Newborns with d-TGA typically show signs right away. Because their blood isn’t carrying enough oxygen, their skin can look bluish or ashen. They may have trouble breathing, a pounding heart, a weak pulse, and difficulty feeding. An echocardiogram (an ultrasound of the heart) can confirm the diagnosis by showing the arteries in the wrong positions and abnormal blood flow patterns.
L-Transposition: A Natural Workaround
A less common form is levo-transposition (l-TGA), sometimes called congenitally corrected TGA. In this version, both the great arteries and the ventricles are swapped. The ventricles sit on opposite sides of the heart from where they should be, but because both the vessels and the pumping chambers are reversed, blood still follows the correct overall path: deoxygenated blood goes to the lungs, and oxygenated blood goes to the body. Some people with l-TGA have no symptoms for years and may not be diagnosed until adulthood, though the anatomical mismatch can cause problems over time because the right ventricle (which is now doing the harder job of pumping blood to the entire body) wasn’t designed for that workload.
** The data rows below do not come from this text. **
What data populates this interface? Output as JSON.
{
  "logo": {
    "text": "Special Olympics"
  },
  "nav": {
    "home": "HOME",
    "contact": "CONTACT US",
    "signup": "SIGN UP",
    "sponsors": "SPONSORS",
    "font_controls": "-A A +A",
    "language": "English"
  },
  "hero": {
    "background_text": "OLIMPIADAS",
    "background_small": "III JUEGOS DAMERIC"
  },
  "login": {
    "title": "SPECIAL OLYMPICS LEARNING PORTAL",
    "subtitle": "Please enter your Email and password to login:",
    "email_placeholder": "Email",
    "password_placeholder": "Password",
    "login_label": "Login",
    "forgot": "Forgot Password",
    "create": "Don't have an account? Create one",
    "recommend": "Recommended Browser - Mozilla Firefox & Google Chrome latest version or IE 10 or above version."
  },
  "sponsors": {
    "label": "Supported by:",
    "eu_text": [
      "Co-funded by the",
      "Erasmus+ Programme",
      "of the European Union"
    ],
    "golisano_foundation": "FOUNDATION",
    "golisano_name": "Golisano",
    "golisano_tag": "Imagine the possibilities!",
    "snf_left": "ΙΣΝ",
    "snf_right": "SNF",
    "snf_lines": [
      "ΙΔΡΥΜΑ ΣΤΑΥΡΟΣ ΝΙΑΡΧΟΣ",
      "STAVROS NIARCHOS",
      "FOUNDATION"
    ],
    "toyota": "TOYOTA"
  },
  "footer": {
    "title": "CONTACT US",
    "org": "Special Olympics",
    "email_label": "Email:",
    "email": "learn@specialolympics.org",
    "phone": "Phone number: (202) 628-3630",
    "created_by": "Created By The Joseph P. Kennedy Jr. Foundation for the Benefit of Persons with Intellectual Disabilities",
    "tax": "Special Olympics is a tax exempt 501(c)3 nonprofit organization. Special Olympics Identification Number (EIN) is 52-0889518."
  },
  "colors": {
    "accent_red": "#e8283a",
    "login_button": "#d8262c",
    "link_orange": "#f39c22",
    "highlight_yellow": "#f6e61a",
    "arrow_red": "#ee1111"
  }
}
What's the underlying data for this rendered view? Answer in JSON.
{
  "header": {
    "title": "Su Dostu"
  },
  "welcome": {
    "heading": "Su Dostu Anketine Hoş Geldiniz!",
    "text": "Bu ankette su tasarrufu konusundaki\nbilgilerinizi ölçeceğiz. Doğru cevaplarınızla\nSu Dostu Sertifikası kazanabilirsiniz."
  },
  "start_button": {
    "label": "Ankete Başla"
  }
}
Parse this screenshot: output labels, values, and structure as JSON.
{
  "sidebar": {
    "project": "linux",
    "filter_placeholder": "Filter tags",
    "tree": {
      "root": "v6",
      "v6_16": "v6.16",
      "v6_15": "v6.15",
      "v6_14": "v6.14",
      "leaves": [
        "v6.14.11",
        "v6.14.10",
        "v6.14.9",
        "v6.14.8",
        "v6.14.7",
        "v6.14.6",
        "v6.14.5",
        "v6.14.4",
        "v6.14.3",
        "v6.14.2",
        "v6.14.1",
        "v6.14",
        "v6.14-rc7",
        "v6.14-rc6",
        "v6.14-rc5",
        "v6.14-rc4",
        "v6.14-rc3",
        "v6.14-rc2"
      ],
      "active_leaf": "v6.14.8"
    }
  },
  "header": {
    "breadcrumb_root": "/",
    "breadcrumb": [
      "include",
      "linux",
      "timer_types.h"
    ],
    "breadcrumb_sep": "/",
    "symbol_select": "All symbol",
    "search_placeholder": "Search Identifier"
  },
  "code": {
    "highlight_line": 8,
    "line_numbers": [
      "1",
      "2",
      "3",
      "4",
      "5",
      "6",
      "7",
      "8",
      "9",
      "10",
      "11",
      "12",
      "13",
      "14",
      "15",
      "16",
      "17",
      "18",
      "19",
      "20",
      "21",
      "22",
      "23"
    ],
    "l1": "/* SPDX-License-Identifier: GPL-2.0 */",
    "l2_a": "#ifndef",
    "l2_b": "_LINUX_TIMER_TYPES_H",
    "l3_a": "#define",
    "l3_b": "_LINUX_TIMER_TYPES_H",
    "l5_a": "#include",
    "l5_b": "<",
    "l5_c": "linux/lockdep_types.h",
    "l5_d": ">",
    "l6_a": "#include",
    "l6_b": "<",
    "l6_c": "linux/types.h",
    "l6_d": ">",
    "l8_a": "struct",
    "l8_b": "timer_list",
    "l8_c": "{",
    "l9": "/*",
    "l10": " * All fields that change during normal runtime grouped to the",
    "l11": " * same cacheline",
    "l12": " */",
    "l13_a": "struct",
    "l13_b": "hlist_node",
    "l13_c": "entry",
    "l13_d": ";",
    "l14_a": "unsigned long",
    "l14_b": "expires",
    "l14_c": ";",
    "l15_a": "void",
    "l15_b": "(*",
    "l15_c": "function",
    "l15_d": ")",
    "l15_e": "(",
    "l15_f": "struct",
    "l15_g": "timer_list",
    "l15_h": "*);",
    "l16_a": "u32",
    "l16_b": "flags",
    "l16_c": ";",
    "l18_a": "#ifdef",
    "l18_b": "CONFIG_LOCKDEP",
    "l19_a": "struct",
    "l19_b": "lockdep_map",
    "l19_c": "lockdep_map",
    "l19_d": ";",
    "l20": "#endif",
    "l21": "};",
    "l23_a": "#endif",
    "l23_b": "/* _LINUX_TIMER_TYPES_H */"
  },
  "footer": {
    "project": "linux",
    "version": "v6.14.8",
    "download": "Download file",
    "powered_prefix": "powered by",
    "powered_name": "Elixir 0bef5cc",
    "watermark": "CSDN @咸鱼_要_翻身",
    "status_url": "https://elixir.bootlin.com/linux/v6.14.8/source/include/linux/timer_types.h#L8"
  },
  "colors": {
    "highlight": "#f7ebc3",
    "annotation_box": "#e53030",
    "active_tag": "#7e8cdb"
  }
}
Surgical Correction and Outcomes
The primary treatment for d-TGA is the arterial switch operation, in which surgeons physically reconnect the great arteries to the correct ventricles. This surgery is typically performed in the first days or weeks of life. Outcomes have improved dramatically since the procedure was developed: in-hospital mortality is now around 1.7%, and overall survival rates reach roughly 97% at 5, 10, and 15 years after surgery. For simpler cases without additional defects, freedom from needing a second surgery at 15 years is about 98%. More complex cases have slightly lower numbers but still maintain survival rates above 90% at 20 years.
The most common long-term concerns after the arterial switch involve the coronary arteries (which must be moved during surgery), possible problems with the new aortic valve, and narrowing of the pathway carrying blood to the lungs. Coronary artery narrowing occurs in roughly 2% of patients. Reinterventions, when needed, are infrequent and usually involve addressing one of these specific issues.
Transposition in Dentistry
Dental transposition is a developmental anomaly where two permanent teeth switch positions in the jaw. It occurs most often in the upper jaw and almost always involves the canine tooth (the pointed “eye tooth”). In a study of 65 people with maxillary tooth transpositions, 55% had the canine swapped with the first premolar, 42% had the canine swapped with the lateral incisor, and just 3% had the two front incisors transposed.
Dental transposition is usually discovered on routine X-rays during childhood or adolescence. Treatment depends on how far the teeth have moved and can range from orthodontic correction (braces to guide the teeth into their proper positions) to simply aligning the teeth in their swapped positions if moving them back would be too complicated or risky.
Other Common Uses of the Term
In music, transposition means shifting a piece of music up or down in pitch so that every note moves by the same interval. A song written in C major, for example, can be transposed to D major so a singer with a higher range can perform it comfortably. The melody and harmony stay the same; only the key changes.
In mathematics, transposing a matrix means flipping it along its diagonal, turning rows into columns and columns into rows. In algebra, transposition refers to moving a term from one side of an equation to the other by performing the inverse operation.